Observation of fractional edge excitations in nanographene spin chains

摘要

Using scanning tunnelling microscopy and spectroscopy, fractional edge excitations are observed in nanographene spin chains, enabling the potential to study strongly correlated phases in purely organic materials.Fractionalization is a phenomenon in which strong interactions in a quantum system drive the emergence of excitations with quantum numbers that are absent in the building blocks. Outstanding examples are excitations with charge e/3 in the fractional quantum Hall effect(1,2), solitons in one-dimensional conducting polymers(3,4) and Majorana states in topological superconductors(5).
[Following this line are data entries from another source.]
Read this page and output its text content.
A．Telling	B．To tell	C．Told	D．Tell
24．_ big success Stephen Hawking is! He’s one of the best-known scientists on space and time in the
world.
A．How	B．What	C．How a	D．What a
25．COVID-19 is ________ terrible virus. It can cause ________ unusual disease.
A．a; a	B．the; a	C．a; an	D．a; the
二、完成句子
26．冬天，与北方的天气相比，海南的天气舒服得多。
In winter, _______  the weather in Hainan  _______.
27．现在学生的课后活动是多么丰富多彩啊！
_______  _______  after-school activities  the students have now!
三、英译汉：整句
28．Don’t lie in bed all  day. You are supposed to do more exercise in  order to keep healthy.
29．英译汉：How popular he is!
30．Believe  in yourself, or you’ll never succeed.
Fractionalization is also predicted to manifest itself in low-dimensional quantum magnets, such as one-dimensional antiferromagnetic S = 1 chains. The fundamental features of this system are gapped excitations in the bulk(6) and, remarkably, S = 1/2 edge states at the chain termini(7-9), leading to a four-fold degenerate ground state that reflects the underlying symmetry-protected topological order(10,11). Here, we use on-surface synthesis(12) to fabricate one-dimensional spin chains that contain the S = 1 polycyclic aromatic hydrocarbon triangulene as the building block. Using scanning tunnelling microscopy and spectroscopy at 4.5 K, we probe length-dependent magnetic excitations at the atomic scale in both open-ended and cyclic spin chains, and directly observe gapped spin excitations and fractional edge states therein. Exact diagonalization calculations provide conclusive evidence that the spin chains are described by the S = 1 bilinear-biquadratic Hamiltonian in the Haldane symmetry-protected topological phase. Our results open a bottom-up approach to study strongly correlated phases in purely organic materials, with the potential for the realization of measurement-based quantum computation(13).